Я набрала в грудь побольше воздуха, и вошла в комнату. Она была пуста, а часы показывали семь. Его не было. Я успела, а может он уже был здесь, и уже ушёл. Безвольный тряпичной куклой я завалилась на кровать. Синие простыни, и задернутые фиолетовые шторы. Я заметила много синего в своей комнате, его не было раньше. Он незаметно стал любимым цветом. Синий и чёрный. Серый рельеф шелкографии на стенах, вошкался в моих глазах, смешиваясь тенями. Мне вдруг вспомнилось, что бытует мнение, словно такие как он даже при минимальной симптоматики заболевания, отрезаны от внешнего мира, тем образом, что не восприимчивы, порой, откровенно ограничены в эмоциональном плане. Может ли он…любить? Умеет ли вообще, он ведь не порядке ничуть не меньше моего, но там, где я захлёбываюсь горькими слезами, он замерзает в бесчувствии. Говорят, психопаты не чувствуют ни любви, ни тоски, ни жалости.

Его не было.

Я умчалась в ванную, мне нужен был лёд, я задыхалась. Паника настигла меня слишком незаметно. Словно провал в памяти, между падением Вавилона и маленькой трепещущей смертью. Я рыдала, в пустом надломе, осознавая, что это только моя вина. Я не справилась с тем дерьмом что происходило со мной и потеряла его. Скинув кожанку, я открыла воду. На чёрный кафель шлёпнулся пакетик кокса. Белый на черном.

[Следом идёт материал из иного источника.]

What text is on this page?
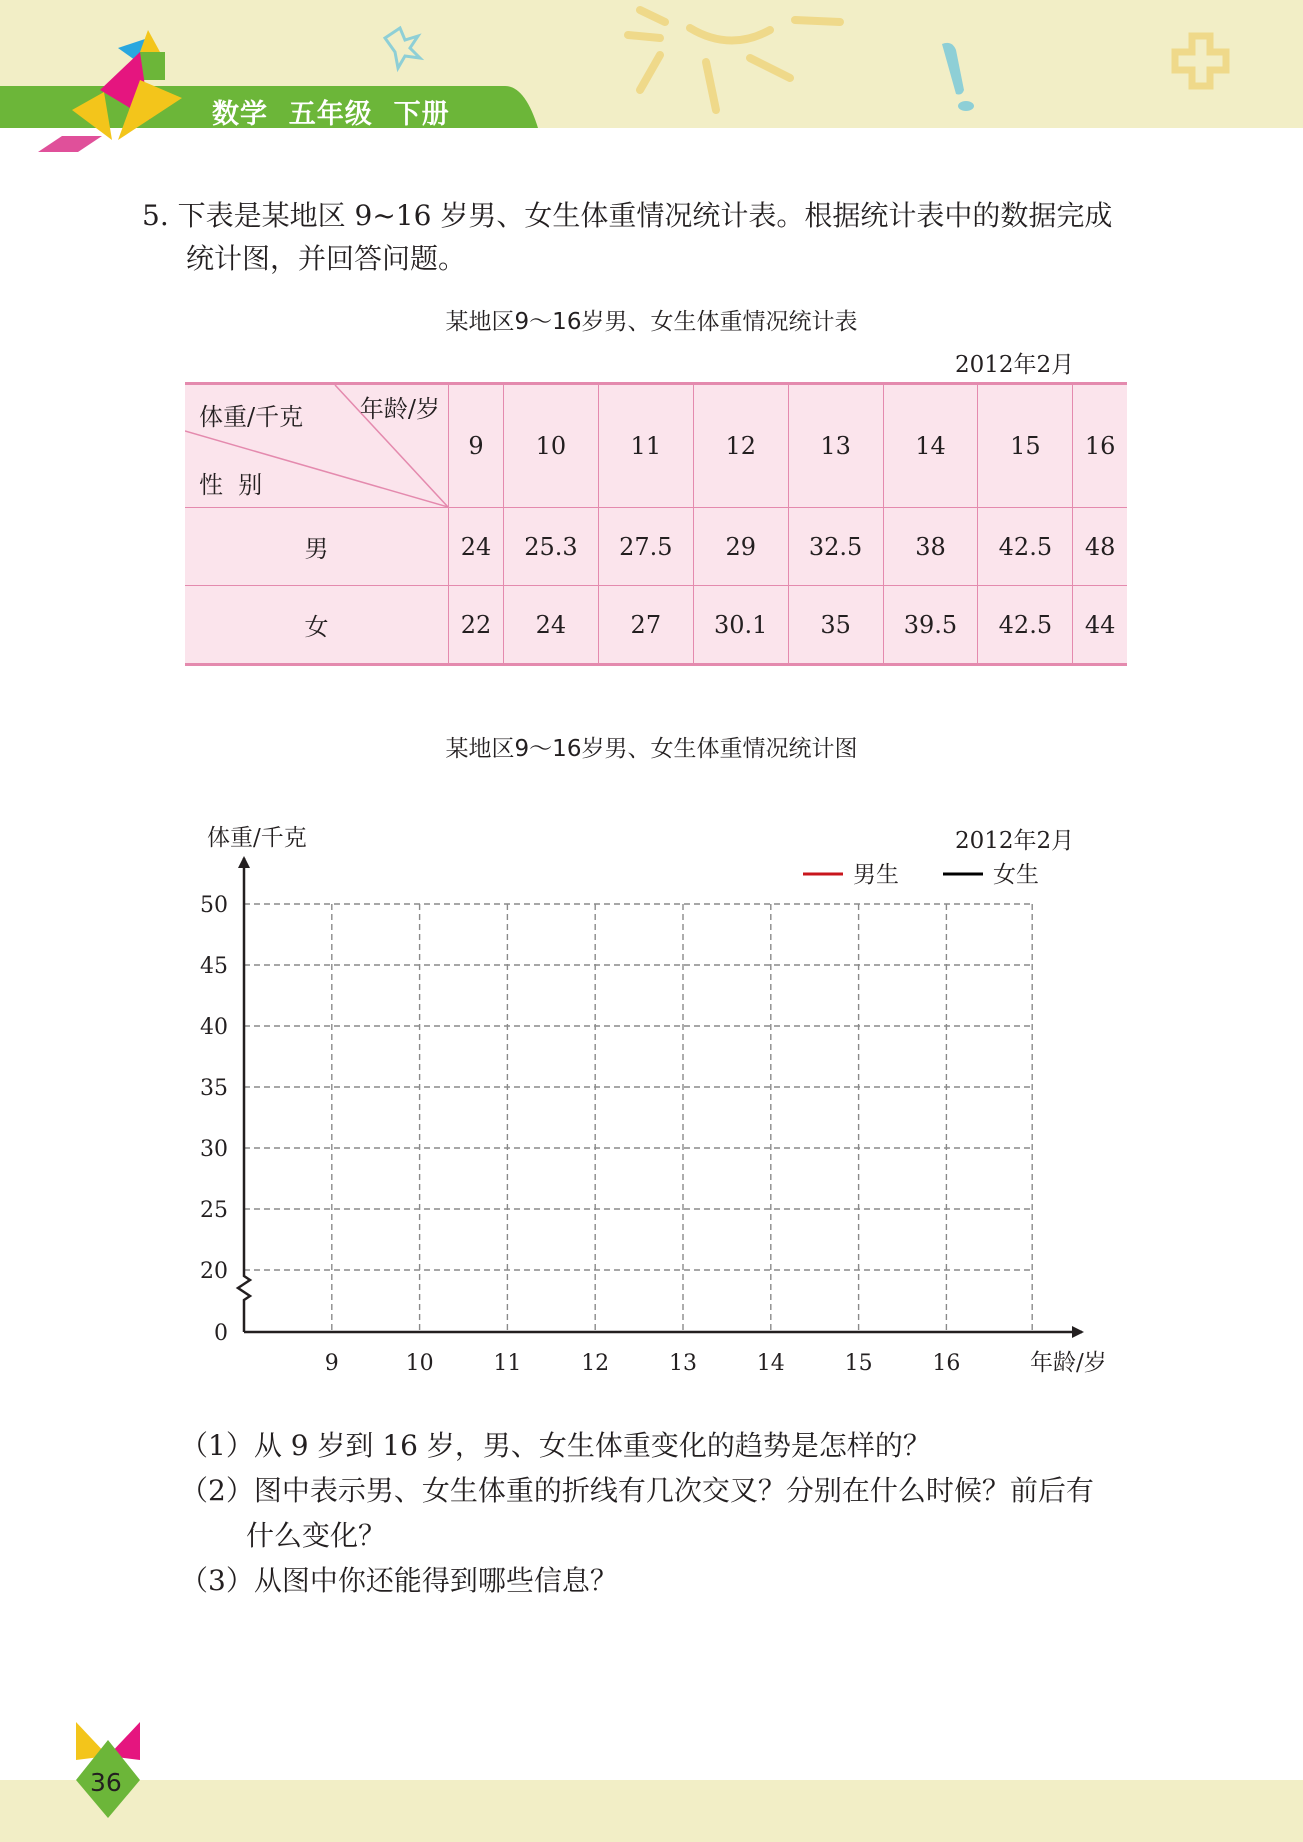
数学  五年级  下册
5. 下表是某地区 9~16 岁男、女生体重情况统计表。根据统计表中的数据完成
统计图，并回答问题。
某地区9～16岁男、女生体重情况统计表
2012年2月
年龄/岁
体重/千克
性  别	9	10	11	12	13	14	15	16
男	24	25.3	27.5	29	32.5	38	42.5	48
女	22	24	27	30.1	35	39.5	42.5	44
某地区9～16岁男、女生体重情况统计图
0
20
25
30
35
40
45
50
9	10	11	12	13	14	15	16
体重/千克
年龄/岁
2012年2月
男生	女生
（1）从 9 岁到 16 岁，男、女生体重变化的趋势是怎样的？
（2）图中表示男、女生体重的折线有几次交叉？分别在什么时候？前后有
什么变化？
（3）从图中你还能得到哪些信息？
36
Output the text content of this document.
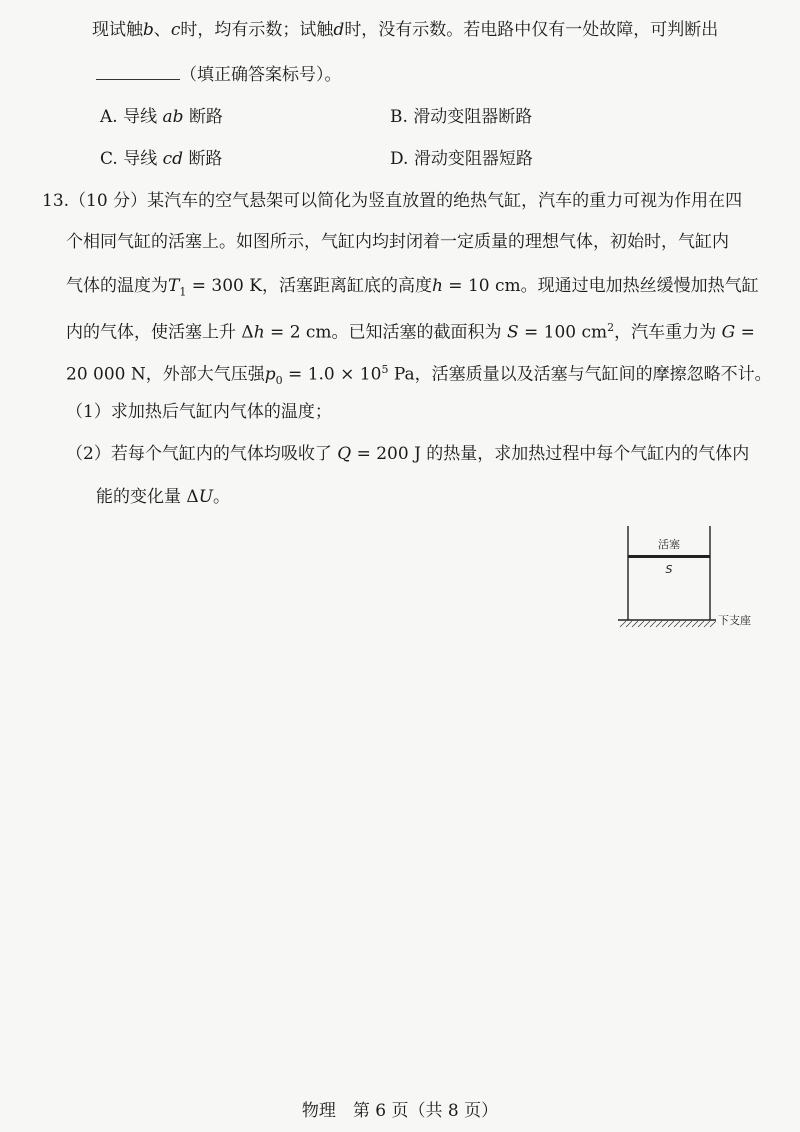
现试触b、c时，均有示数；试触d时，没有示数。若电路中仅有一处故障，可判断出
（填正确答案标号）。
A. 导线 ab 断路	B. 滑动变阻器断路
C. 导线 cd 断路	D. 滑动变阻器短路
13.（10 分）某汽车的空气悬架可以简化为竖直放置的绝热气缸，汽车的重力可视为作用在四
个相同气缸的活塞上。如图所示，气缸内均封闭着一定质量的理想气体，初始时，气缸内
气体的温度为$T_1 = 300$ K，活塞距离缸底的高度h = 10 cm。现通过电加热丝缓慢加热气缸
内的气体，使活塞上升 Δh = 2 cm。已知活塞的截面积为 S = 100 $cm^2$，汽车重力为 G =
20 000 N，外部大气压强$p_0 = 1.0 \times 10^5$ Pa，活塞质量以及活塞与气缸间的摩擦忽略不计。
（1）求加热后气缸内气体的温度；
（2）若每个气缸内的气体均吸收了 Q = 200 J 的热量，求加热过程中每个气缸内的气体内
能的变化量 ΔU。
活塞
S
下支座
物理　第 6 页（共 8 页）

Я не знаю, что я делаю. Просто не знаю. Чувствую, что это плохо, ощущаю вину и мучаюсь от этого, и лучше бы мне остановиться…

Но чувствую я, что зашла слишком далеко. И назад не хочу.

Смотря на себя в отражение маленького зеркала, сквозь двойную сплошную, я чувствовала себя слишком раненой и уязвимой перед своими сраными демонами. Доказательство того, что желание заглушить боль никуда не делось, нанесенные в прошлом шрамы на столько безобразны, что они в состоянии разрушать всё хорошее что было в нас. Всё хорошее что происходило с нами, изначально трещало по едва сшитым швам, под гнётом сумрака и зла. Мы сшивали друг друга, но стежки рвались не успев прижаться.

Я знала, что если пересечь эту двойную сплошную, под скрипичную симфонию, я нарушу все правила. Но я не хотела по другому. Я знала, конечно же я знала, чего от меня хотел Раф. Он хотел, чтобы я возродилась. Переродилась. Но дать ему это было выше моих сил. И всё прокатилось к чертям. Ведь это я уже пробовала, я пыталась, старалась принять терапию, но ничего не вышло. Не касаясь сверхяркого мира, моё дыхание звучит, как подделка.

Я не хочу такой жизни. Она не должна быть искусственной, и даже неважно насколько жизнь дерьмо, она должна быть настоящей. Иначе в этом дерьме нет никакого смысла. Лучше я утоплю себя в меломании, коксе и виски, убивая шум и боль в пороках, чем не чувствовать дыхания и стука собственного сердца, то и дело ловя себя на мысли, что забыла сделать чёртов вдох.